THE HORSEMAN
Réalisateur: Steven Kastrissios
Scénaristes: Steven Kastrissios
Musique: Ryan Potter
Production: Kastle Films
Distribution: Alliance Atlantis Vivafilm
Pays: Australie
Année: 2008
Date de sortie DVD et Blu-Ray: 15 juin 2010
Durée: 96 minutes
Festivals: Fantasia ‘09, Melbourne Film Festival, Sitges, Frightfest
Acteurs: Peter Marshall, Caroline Marohasy, Brad McMurray
Violence
Langage vulgaire
Critique
Le film de genre exploitant le thème de la vengeance exécutée par un personnage décidant de se faire sa propre justice ne date pas d’hier. Du cinéma d’exploitation au thriller dramatique, du médiocre au plus génial, la majorité de ses productions sont unies par un dénominateur commun: l’extrême brutalité des événements (ou du dénouement) une fois le point de non retour franchi. La production australienne THE HORSEMAN ne fait pas exception à la règle.
Ce thriller violent écrit, produit et réalisé par Steven Kastrissios explore les côtés les plus sombres de Christian (Peter Marshall), père dans la quarantaine ayant perdu sa fille adolescente dans des circonstances troublantes. C’est lorsqu’il reçoit une cassette d’un film pornographique mettant en vedette sa défunte fille Jesse qu’il passe par toute une gamme d’émotions. C’est avec un acharnement extrême qu’il désire connaître les circonstances précises ayant causées la mort de sa fille. Sa soif de vengeance l’incitera à faire payer très cher aux personnes responsables. Lors de sa quête, il croisera une jeune fille nommée Alice avec qui il développera une relation qui l’aidera peut-être à soulager sa douleur…

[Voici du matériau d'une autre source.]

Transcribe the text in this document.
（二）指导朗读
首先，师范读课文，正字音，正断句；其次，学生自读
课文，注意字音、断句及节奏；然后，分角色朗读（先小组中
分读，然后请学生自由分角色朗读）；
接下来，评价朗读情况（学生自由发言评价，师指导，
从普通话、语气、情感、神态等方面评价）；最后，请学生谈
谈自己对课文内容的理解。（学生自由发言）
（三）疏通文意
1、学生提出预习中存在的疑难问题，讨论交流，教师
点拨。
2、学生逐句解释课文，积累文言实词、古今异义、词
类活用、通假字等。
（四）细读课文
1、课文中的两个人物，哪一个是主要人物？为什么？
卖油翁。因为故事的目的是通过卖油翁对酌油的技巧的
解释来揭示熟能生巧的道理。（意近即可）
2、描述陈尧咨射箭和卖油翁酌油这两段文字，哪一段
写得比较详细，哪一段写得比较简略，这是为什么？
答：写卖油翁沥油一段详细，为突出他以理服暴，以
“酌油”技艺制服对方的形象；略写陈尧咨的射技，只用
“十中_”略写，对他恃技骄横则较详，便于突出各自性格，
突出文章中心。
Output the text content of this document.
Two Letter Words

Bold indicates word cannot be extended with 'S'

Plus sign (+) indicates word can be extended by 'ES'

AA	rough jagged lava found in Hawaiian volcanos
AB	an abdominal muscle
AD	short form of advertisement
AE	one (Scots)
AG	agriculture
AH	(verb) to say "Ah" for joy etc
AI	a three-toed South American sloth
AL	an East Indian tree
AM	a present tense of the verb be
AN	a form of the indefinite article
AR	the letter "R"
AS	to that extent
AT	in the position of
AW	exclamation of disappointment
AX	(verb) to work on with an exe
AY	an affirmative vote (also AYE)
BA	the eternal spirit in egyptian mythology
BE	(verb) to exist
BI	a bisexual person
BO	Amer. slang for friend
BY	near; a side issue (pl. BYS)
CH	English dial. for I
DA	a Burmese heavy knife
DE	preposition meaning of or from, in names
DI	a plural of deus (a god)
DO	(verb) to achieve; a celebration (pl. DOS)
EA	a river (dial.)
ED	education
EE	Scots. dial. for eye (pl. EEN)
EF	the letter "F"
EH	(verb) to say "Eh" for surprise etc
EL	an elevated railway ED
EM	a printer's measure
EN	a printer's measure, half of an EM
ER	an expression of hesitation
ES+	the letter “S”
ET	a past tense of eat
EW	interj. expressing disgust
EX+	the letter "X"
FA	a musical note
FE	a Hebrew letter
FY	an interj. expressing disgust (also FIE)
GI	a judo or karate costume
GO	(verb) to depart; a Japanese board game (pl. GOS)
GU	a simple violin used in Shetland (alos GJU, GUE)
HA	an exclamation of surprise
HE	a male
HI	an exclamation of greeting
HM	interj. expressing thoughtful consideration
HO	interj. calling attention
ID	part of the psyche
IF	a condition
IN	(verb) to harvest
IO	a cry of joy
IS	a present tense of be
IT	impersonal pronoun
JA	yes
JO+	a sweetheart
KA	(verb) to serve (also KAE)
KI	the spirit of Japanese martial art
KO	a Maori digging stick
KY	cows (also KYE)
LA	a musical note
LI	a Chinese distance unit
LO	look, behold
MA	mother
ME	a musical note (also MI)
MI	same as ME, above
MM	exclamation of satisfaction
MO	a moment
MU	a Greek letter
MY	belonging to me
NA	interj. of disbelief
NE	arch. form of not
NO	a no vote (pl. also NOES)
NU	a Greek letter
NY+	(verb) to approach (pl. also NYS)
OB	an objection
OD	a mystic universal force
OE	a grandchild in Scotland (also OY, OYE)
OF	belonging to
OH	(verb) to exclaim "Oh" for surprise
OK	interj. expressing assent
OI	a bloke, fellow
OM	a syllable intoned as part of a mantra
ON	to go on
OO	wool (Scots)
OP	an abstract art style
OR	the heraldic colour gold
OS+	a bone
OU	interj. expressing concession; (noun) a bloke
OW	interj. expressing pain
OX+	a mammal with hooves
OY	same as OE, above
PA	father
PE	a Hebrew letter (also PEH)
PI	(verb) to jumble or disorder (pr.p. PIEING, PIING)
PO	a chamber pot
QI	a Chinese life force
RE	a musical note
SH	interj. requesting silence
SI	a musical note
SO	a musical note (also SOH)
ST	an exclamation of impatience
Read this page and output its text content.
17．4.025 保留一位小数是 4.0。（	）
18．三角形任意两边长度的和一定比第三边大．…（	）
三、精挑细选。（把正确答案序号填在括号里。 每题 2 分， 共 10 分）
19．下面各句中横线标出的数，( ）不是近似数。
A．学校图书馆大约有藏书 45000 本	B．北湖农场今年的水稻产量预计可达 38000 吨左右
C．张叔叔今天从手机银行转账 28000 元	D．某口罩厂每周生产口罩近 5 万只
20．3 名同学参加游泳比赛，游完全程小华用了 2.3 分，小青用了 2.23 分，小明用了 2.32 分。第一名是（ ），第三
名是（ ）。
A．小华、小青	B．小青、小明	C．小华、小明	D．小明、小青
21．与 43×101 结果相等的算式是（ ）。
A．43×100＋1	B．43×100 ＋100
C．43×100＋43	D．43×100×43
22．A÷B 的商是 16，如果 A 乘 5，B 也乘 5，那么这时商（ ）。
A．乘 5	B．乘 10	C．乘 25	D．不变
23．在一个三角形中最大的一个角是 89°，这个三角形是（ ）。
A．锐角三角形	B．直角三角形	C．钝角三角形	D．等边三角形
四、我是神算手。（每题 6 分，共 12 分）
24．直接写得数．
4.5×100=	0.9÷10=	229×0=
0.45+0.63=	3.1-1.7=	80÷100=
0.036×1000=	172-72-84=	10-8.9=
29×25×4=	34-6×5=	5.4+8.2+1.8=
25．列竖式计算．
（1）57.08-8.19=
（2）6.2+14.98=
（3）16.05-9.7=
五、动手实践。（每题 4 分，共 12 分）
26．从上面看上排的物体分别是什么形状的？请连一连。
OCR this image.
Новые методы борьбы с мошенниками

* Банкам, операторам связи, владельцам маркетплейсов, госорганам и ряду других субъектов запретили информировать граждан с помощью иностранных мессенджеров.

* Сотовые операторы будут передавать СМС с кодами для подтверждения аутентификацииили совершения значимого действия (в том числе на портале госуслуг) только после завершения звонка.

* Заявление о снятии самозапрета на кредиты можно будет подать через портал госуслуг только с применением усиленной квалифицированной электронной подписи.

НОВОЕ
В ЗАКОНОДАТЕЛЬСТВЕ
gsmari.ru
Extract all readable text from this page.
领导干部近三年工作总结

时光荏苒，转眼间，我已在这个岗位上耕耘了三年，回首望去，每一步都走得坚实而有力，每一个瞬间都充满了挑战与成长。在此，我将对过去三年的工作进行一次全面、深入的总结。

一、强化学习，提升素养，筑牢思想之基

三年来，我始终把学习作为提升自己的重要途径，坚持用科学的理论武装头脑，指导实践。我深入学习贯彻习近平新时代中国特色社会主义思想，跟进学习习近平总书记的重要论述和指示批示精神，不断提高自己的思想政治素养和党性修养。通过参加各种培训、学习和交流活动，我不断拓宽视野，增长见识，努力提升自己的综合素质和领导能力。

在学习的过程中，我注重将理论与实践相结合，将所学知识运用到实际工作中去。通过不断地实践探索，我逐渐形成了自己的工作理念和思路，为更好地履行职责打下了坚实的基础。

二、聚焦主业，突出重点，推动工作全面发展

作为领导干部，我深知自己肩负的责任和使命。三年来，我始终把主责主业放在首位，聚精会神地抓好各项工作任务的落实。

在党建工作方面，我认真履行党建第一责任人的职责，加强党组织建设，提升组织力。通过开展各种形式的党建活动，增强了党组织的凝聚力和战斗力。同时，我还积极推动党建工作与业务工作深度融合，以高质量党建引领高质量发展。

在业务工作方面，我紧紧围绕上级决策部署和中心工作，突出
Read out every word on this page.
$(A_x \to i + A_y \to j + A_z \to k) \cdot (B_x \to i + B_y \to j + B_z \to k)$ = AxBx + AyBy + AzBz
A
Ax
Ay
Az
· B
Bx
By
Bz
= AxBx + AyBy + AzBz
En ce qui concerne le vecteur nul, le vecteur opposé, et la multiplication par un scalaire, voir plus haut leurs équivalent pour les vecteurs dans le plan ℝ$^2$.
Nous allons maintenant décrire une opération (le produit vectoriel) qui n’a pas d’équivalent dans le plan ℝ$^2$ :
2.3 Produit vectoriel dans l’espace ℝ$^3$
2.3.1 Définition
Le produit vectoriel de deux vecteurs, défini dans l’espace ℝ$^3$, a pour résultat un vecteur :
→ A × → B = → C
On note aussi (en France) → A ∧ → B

Malgré des scènes où les sévices sont d’une cruauté élevée, THE HORSEMAN ne fait pas dans le voyeurisme. Tout de même graphique, plusieurs moments de tortures ou d’agressions sont plutôt suggérés. Ne faisant pas (vous l’aurez compris) dans la dentelle, ce premier long-métrage de Kastrissios ne se contente pas non plus de faire dans la simplicité du moins, dans sa première heure. On assiste a des échanges intéressants entre Christian et Alice et des moments plus introspectifs lorsque le personnage principal se retrouve seul, subissant la fatalité du drame ou confrontant sa douleur à sa manière.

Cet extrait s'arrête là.